The 2022 BBC Proms season plays host to a range of Faber Music composers this summer at London’s Royal Albert Hall.

On 26 August Pekka Kuusisto gives the UK premiere of Thomas Adès’ 2020 Märchentänze, a 13-minute suite for violin and orchestra inspired by British folk songs, wheeling skylarks, and dance tunes. Describing the piece in the Guardian, Adès said of the four-movement piece,

The first movement is a fantasy on the folk song Two Magicians, immortalised by Steeleye Span, about the immemorial generative dance of the sexes. A hushed movement follows, the chant-like tune presented as a round. The third movement, A Skylark for Jane, is an outpouring of birdsong, each individual orchestra member freely echoing the soloist to create an “exaltation” of skylarks. The final dance begins with an energetic elfin theme and grows into a writhing dance.
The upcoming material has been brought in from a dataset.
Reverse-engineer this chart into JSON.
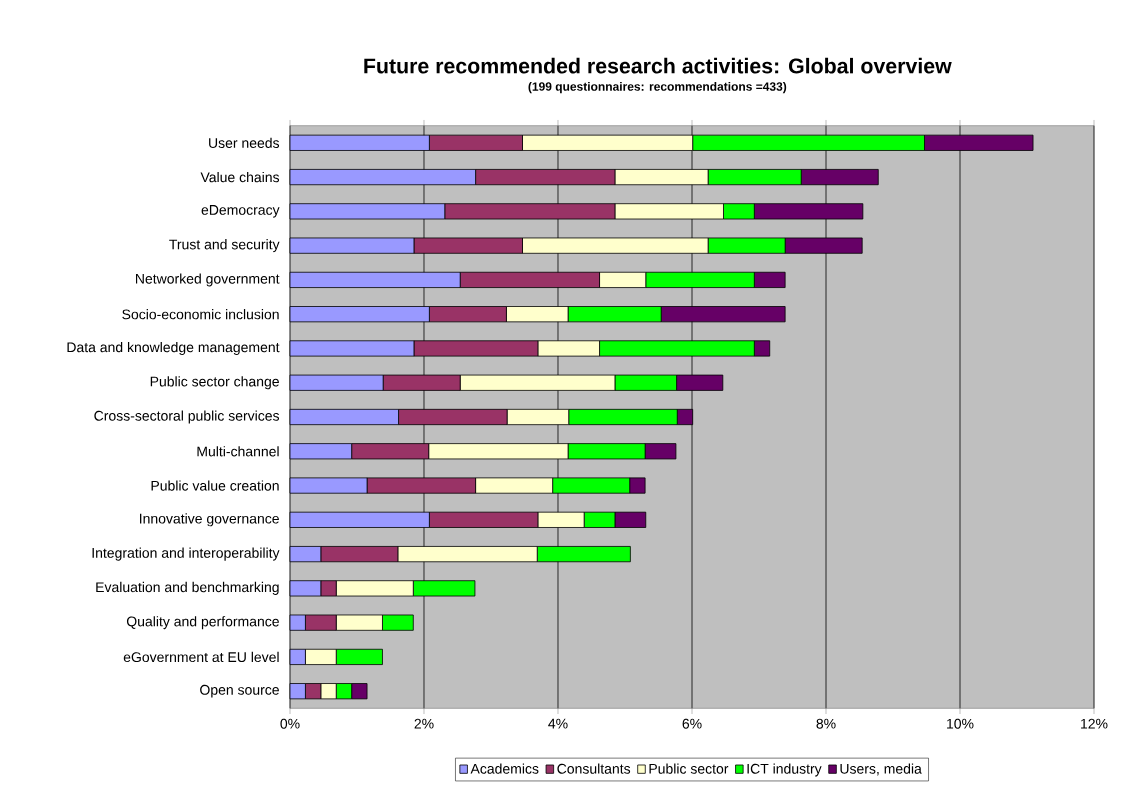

Many themes grapple, twining around each other like otters, towards a decisive conclusion.

Later in the festival on 6 September the Royal Scottish National Orchestra open their concert with the ‘Three-Piece Suite’ from Powder Her Face, a 12-minute showcase of music from Adès’ 1995 operatic debut, conducted by Thomas Søndergård.

On 6 August The National Youth Orchestra of Great Britain visit the Proms as part of their world premiere tour of Danny Elfman’s 21-minute three-movement commissioned showpiece Wunderkammer, conducted by Andrew Gourlay. “When I first met the NYOGB and heard them play I was so impressed”, Elfman writes of the piece, “I immediately knew that I had to write something for them…I could sense that they were quite game for something wild and difficult.”

Jessica Curry’s music will appear in Prom 21 on 1 August, ‘From 8-bit to infinity’, which spotlights the work of videogame composers. Dear Esther – I Have Begun My Ascent/So Let Us Melt from the 2012 first-person exploration and adventure title Dear Esther will be performed by the Royal Philharmonic Orchestra, conducted by Robert Ames. It appears in a new orchestration, expanded from the original version of the score for piano quartet and voice, which toured to sold out venues as part of a live walkthrough of the game in 2016. This new version also incorporates music from her soundtrack to the 2017 science fiction fairy-tale game So Let Us Melt.

Composer and arranger Simon Parkin will feature twice in the iconic Last Night of the Proms celebrations with two arrangements for superstar cellist Sheku Kanneh-Mason. He performs a version of Deep River by Samuel Coleridge-Taylor, scored for cello, harp and string orchestra, and Karl Davydov’s At the Fountain, which Parkin has orchestrated for ‘cello, strings and percussion. Parkin has collaborated on several arrangements in The Sheku Kanneh-Mason Cello Collection published by Faber Music, as well as several on the cellist’s 2020 Elgar album.